金属光沢を放つそのリングにはほんの小さな蒼い宝石の粒が付いている。それを手に取ったグロダは、冷ややかな微笑みを浮かべながらセレナに見せた。

「これがお前の記憶だこの記憶石はの中には、「今回の」お前が屈服した記憶が何もかも刻まれている。お前がどんなに泣き叫び、どんなふうに折れたか。その全てがな」
セレナにはその冷たく光る金属のリングが、まるで自分の魂に繋がれた鎖のように思えた。

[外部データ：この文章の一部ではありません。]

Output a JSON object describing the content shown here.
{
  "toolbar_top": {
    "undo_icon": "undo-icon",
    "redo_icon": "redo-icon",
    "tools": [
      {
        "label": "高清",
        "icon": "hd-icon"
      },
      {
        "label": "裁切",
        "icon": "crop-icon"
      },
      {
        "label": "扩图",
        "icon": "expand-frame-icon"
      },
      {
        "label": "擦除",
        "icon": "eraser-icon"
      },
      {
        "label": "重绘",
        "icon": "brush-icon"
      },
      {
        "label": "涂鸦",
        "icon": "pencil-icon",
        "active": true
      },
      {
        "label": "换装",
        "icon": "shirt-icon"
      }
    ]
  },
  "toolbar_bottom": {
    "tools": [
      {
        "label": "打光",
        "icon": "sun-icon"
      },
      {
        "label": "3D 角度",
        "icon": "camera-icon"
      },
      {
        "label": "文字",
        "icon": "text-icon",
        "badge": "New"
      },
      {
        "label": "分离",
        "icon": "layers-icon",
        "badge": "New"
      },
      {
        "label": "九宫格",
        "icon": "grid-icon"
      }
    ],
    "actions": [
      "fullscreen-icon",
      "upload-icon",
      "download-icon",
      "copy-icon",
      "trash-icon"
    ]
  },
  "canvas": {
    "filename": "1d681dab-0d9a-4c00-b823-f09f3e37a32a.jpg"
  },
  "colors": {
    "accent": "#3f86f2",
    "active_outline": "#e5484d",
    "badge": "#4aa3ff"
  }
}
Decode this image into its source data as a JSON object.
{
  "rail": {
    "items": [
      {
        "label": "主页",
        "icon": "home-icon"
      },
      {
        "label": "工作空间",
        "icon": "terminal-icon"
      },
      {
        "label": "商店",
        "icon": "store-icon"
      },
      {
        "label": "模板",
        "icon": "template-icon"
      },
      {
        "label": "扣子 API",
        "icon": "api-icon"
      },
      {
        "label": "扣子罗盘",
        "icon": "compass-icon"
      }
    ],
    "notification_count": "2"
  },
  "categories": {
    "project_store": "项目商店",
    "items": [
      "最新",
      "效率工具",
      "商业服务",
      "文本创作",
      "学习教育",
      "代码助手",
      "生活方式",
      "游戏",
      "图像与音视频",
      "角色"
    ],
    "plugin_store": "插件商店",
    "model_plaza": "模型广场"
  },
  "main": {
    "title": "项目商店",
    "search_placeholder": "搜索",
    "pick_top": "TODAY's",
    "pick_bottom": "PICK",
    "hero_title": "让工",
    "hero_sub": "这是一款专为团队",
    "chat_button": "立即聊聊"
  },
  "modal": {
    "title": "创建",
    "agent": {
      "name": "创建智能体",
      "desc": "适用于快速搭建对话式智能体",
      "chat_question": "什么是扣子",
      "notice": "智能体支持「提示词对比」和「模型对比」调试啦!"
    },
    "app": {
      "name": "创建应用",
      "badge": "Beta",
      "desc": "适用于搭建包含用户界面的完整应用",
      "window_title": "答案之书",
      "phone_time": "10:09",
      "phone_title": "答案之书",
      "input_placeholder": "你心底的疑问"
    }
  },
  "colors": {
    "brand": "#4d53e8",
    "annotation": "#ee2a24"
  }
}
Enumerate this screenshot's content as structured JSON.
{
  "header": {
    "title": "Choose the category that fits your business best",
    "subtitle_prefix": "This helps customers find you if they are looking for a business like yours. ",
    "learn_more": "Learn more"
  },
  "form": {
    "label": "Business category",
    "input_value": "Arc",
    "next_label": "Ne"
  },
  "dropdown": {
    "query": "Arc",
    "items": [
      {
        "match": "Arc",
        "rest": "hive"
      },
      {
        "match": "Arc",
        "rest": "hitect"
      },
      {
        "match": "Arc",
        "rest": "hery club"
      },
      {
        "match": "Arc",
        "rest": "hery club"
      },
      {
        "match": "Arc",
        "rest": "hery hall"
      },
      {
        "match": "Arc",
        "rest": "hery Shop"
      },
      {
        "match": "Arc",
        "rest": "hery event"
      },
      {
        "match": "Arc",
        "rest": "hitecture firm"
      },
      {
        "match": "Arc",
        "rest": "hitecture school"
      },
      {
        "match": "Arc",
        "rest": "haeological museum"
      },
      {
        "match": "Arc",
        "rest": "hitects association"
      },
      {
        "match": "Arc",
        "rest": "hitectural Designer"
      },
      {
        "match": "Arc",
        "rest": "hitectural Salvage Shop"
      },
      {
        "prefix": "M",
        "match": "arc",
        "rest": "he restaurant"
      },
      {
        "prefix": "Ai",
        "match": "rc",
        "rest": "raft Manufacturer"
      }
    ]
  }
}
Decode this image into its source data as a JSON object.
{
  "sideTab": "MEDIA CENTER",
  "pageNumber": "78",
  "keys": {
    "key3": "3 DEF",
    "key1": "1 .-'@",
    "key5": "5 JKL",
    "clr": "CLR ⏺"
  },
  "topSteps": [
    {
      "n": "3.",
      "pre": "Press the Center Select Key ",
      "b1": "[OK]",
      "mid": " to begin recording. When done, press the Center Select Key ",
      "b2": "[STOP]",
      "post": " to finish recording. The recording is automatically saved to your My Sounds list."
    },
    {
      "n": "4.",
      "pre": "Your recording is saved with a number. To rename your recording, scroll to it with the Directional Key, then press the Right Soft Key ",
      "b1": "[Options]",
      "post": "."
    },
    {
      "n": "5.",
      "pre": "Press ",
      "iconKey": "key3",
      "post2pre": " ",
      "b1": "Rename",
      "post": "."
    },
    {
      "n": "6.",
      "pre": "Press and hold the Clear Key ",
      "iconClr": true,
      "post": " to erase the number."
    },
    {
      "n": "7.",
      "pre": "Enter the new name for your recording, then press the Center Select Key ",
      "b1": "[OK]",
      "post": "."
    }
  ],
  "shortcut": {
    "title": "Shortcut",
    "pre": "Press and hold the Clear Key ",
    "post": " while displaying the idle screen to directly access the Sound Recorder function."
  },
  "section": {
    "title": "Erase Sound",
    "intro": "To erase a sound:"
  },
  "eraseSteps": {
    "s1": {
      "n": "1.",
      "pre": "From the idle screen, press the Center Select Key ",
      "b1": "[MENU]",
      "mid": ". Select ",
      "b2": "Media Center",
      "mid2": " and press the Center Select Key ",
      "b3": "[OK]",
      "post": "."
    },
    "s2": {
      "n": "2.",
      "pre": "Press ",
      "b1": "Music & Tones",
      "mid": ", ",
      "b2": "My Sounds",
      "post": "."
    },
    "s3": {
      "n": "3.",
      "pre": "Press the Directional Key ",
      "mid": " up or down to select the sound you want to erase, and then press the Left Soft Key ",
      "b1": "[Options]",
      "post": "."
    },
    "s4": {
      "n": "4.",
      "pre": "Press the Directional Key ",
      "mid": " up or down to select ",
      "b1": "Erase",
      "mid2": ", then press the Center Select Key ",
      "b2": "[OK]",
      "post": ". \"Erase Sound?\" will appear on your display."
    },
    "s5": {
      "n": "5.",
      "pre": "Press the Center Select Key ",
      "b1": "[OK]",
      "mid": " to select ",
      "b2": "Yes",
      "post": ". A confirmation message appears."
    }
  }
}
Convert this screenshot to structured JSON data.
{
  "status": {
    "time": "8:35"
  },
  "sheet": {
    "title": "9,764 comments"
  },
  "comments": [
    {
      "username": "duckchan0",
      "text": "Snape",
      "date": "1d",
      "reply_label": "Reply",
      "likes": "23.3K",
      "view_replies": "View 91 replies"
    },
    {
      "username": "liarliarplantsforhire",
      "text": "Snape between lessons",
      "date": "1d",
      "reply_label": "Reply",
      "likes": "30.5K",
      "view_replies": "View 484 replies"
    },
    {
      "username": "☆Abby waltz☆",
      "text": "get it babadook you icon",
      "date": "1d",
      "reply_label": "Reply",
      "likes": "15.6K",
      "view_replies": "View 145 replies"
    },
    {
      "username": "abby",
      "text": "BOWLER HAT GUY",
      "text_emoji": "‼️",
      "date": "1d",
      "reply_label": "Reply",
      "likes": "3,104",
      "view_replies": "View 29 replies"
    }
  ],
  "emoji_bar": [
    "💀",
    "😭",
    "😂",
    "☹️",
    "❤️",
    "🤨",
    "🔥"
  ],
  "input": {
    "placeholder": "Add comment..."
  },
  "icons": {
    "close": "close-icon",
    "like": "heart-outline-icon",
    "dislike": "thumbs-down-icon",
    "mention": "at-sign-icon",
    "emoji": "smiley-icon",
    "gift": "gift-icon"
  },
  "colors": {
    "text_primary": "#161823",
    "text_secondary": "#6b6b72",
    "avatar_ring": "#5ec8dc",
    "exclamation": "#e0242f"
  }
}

金属のリングは首輪と同じように、C字型に隙間があり隙間の端が針のように尖っていた。
そして指輪にしては細く小さい。

 

セレナはそれを見て気が付く。
(これリングだけど指輪では無く、ピアス?)

「大丈夫だ。3回目ともなれば慣れたものだろう?」
セレナの怯えた表情を見て、グロダが嘲るようにつげる。
そしていつの間にか着けていたセレナの右耳の『二つのピアス』の上にあてがう。

(なに?このピアス?わたし、こんなの?)

『設定』により今まで意識すら出来なかったピアスの存在に、セレナは驚愕する。
だが、すぐにその『二つのピアス』の意味に気が付き、恐怖に顔を引きつらせる。
これは今までに自分が淫獄に堕ちた回数なのだ。

 

グロダが3つ目のピアスの端をセレナの耳に押し当てる。
本来はピアッサーなどで耳に穴をあけてそこにピアスを通すものだが、このピアスは輪の片方が尖っており、それでそのまま耳に穴を開け、通すようだ。

(ダメっ!お願いやめてっ!)

グロダは嘲笑するように口元を歪め、ピアスを彼女の狼の耳に押し当てた。
鋭い先端が皮膚に触れると、冷たい金属の感触がセレナの全身に鳥肌を立たせる。そして次の瞬間、グロダは力を込めてピアスを押し込んだ。

ブチッン!

金属が皮膚を突き破る音が部屋に響いた。

「あ゛あ゛あ゛あ゛あ゛あ゛っ!!」

同時に、セレナの耳に激痛が走り、ケモノのような声をあげる。
耳を貫く瞬間、彼女の身体がビクンと大きく跳ねた。その直後、ピアスが紫の光を放ちセレナの頭部を包み込み、彼女の記憶の中で何かが崩れ去る。
だが、それをはっきりと感じ取る前に、セレナの意識は深い闇の底に沈んでいった。

 

こうして、彼女の記憶と精神は、この淫獄に囚われた3日間の間の出来事が蒼い宝石の中へと封印されたのだった。

「これで前回首輪をつけた3日前の朝から今日までの記憶が消える。目が覚めたらまた反抗的な態度で新しい首輪をつけてくれよ」
さらにグロダがピアスに魔力を流し込むと、輪が縮まりリングの隙間が溶接される。
『設定変更』されたこのピアスは、神話級の魔法具でも切断することは出来ない。

「安心しろ、魂が堕ちきったと感じたら全部のピアスの封印を解いてやる。何度も何度も牝犬に堕ちた記憶を一気に味わうことが出来るぞ」
圧倒的火力で魂に服従を焼き付けるこの淫獄調教方法は、何度か試したが、どれ程の聖女や女勇者であっても発狂し廃人となってしまっていた。
「お前ならきっと耐えられる。最高の牝犬奴隷にに堕ちてくれ」
グロダはセレナの右耳にピアスを撫でながら、満足そうに呟いた。
ピアスの穴かから、真っ赤な血が一滴流れ落ちる。それは、封印されたセレナの記憶の血涙のようであった。